El artículo 64 del Código Civil, modificatorio del art. 1º de la Ley 95 de 1980, describe el fenómeno de la fuerza mayor, como un imprevisto a que no es posible resistir y el 1.616 del mismo estatuto, advierte que “La mora producida por fuerza mayor o caso fortuito, no da lugar a indemnización de perjuicios”. Agregando: “Las estipulaciones de los contratantes podrán modificar esta regla”.

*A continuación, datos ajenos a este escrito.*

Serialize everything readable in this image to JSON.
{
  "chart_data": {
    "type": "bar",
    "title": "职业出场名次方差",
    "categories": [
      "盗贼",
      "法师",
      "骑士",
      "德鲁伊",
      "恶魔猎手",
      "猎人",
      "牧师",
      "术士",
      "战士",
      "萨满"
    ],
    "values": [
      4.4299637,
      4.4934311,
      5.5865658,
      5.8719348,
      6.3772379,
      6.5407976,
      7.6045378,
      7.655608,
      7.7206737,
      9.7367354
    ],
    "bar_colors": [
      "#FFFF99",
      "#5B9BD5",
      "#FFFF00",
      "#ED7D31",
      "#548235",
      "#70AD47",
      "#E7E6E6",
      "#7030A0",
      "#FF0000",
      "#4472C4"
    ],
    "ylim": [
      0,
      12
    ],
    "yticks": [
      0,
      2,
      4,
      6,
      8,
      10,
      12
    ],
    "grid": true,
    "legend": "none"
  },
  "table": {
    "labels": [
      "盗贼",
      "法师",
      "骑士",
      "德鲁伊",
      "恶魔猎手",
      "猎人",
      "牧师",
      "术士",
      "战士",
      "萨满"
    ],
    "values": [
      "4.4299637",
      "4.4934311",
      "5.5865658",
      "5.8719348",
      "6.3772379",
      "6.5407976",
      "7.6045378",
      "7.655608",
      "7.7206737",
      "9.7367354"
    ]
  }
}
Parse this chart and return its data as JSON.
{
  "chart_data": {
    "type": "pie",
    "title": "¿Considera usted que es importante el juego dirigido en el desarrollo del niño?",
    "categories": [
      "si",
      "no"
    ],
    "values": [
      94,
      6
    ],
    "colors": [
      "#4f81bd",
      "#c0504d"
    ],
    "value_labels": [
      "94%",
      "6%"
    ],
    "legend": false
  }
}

Ha sido reiterativa la jurisprudencia al señalar los elementos que integran la apreciación de los hechos que constituyen la fuerza mayor con su efecto liberatorio de responsabilidad:

“Ningún acontecimiento en sí mismo constituye fuerza mayor o caso fortuito liberatorio con respecto a una determinada obligación contractual. La cuestión de la fuerza mayor no obedece a una clasificación mecánica de los acontecimientos. Cuando de tal fenómeno jurídico se trata, no solo hay que examinar la naturaleza misma del hecho, sino indagar también si este reúne, con respecto de la obligación inejecutada, los siguientes caracteres: a) no ser imputable al deudor; b) no haber concurrido con una culpa de éste, sin la cual no se habría producido el perjuicio inherente al incumplimiento contractual; c) ser irresistible, en el sentido de que no haya podido ser impedido y que haya colocado al deudor- dominado por el acontecimiento- en la imposibilidad absoluta no simplemente en la dificultad o en la imposibilidad relativa) de ejecutar la obligación; d) haber sido imposible, es decir, que no haya sido lo suficientemente probable para que el deudor haya debido con respecto al acontecimiento de que se trate, como lo hay con respecto a toda clase de acontecimientos, una posibilidad vaga de realización. 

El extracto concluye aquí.